Литвак выбирает коня со стороны короля – так художник выбирает кисть. Руки у него по-прежнему проворные и жилистые. Он рисует в воздухе дугу по направлению к центру доски. Он всегда предпочитал самый современный стиль игры. Ландсман смотрит на дебют Рети, исполняемый руками Литвака, и на него накатывают, чуть ли не сбивая с ног, волны давнего благоговейного страха перед шахматами, тоски, и раздражения, и стыда тех самых дней, когда он разбивал отцовское сердце за шахматной доской в старой кофейне гостиницы «Эйнштейн». Он повторяет громче:
– Альтер Литвак!
Литвак поднимает на Ландсмана огорошенный близорукий взгляд. Этот человек с бочкообразной грудной клеткой – прирожденный рукопашный боец, охотник, рыболов, солдат. Когда старик тянется за шахматной фигуркой, на пальце у него сверкает молнией массивный золотой перстень десантника-парашютиста. Теперь Литвак будто ссохся, уменьшился, этот король из сказки, проклятием вечной жизни низложенный до сверчка, копошащегося в золе очага. Только решительный нос и остался – свидетель былого величия лица воина. Глядя на эти человеческие руины, Ландсман думает, что, не покончи его отец с собой, он все равно был бы теперь мертв, так или иначе.

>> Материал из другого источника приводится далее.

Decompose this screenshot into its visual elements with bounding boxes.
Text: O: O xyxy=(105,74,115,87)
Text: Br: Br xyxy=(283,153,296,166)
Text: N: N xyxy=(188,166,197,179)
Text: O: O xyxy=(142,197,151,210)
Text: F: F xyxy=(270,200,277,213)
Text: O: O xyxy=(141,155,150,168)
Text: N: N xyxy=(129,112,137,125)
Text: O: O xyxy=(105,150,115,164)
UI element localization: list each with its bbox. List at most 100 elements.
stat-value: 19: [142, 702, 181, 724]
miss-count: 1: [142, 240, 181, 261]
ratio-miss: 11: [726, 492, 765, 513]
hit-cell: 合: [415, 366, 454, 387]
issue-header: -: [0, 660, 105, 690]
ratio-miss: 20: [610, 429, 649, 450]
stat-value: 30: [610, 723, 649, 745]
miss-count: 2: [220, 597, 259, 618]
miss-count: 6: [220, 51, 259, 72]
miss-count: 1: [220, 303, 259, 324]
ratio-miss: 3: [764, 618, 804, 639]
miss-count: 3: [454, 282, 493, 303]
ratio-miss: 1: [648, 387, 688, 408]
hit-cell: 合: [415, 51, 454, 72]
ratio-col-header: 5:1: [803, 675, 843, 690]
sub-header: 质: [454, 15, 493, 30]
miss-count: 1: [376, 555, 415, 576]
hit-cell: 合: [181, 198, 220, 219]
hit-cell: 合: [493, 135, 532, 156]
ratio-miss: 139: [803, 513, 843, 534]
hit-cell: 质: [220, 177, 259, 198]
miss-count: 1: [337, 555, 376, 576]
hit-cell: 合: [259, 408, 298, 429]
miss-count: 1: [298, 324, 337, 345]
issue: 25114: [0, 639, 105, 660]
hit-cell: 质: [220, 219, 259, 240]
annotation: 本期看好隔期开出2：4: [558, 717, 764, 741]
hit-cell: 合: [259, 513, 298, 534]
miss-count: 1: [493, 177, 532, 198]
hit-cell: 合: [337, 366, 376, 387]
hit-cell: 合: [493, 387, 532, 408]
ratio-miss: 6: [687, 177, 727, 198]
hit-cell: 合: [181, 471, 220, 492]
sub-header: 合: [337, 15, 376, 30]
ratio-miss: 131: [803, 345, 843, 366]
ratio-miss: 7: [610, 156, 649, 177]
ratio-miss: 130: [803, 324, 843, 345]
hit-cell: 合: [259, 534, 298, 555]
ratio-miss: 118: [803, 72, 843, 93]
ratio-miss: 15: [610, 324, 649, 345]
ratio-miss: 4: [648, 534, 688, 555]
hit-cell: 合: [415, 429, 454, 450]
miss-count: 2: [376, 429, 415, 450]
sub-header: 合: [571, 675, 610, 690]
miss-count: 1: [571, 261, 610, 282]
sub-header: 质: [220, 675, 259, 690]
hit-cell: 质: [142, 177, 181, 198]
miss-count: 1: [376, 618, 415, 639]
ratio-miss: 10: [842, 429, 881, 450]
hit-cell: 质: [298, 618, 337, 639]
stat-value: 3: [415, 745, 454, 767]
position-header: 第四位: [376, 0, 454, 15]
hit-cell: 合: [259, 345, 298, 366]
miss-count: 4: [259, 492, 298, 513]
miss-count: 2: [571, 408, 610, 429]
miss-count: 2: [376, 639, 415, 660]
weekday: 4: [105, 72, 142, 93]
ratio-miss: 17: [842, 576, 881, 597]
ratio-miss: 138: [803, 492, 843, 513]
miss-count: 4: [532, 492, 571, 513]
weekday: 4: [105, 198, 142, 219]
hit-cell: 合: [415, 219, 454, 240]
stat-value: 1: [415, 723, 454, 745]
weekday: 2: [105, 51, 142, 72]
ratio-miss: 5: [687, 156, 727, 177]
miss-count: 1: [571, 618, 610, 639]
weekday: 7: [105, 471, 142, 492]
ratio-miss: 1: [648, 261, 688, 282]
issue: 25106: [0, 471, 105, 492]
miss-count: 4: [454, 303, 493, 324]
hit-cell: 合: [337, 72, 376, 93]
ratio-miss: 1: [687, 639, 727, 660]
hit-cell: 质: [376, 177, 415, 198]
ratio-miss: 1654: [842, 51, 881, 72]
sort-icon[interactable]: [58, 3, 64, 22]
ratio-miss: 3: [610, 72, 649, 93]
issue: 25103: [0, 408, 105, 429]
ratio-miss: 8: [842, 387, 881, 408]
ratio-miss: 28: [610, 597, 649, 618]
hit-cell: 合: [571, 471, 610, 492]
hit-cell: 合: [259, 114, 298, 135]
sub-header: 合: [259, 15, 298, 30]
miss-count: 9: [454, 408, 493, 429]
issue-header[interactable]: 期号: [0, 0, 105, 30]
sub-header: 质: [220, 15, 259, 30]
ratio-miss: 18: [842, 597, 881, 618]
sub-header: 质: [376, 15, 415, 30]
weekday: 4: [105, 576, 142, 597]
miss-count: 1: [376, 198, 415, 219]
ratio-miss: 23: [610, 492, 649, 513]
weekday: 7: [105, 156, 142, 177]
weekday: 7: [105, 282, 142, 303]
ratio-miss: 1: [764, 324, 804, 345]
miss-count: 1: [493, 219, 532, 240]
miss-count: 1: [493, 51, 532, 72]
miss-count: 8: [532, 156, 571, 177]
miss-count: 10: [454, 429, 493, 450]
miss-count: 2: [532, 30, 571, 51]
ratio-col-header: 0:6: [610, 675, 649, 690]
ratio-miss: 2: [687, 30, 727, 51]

Литвак взмахивает рукой – не то нетерпеливо, не то просительно – и достает из нагрудного кармана черный крапчатый блокнот и толстую авторучку. Борода у него все такая же ухоженная, как и прежде. Блейзер в гусиную лапку, водонепроницаемые мокасины с кисточками, нагрудный платок, шарф, протянутый под лацканами. Старик и теперь не утратил боевитости и щегольства. В складках на горле поблескивает шрам – белесая запятая с розоватой каемкой. Литвак пишет в блокноте большим своим «Уотерманом», мясистый носище с силой выпускает порывы воздуха. Скрип золотого пера – вот и все, что осталось ему вместо голоса. Он подает листок Ландсману. Почерк у старика твердый, разборчивый.
Мы знакомы
Литвак склоняет голову слегка набок, оценивая Ландсмана цепким взглядом: измятый костюм, шляпа порк-пай, лицо как у пса Гершеля. Он знает Ландсмана, но не узнает.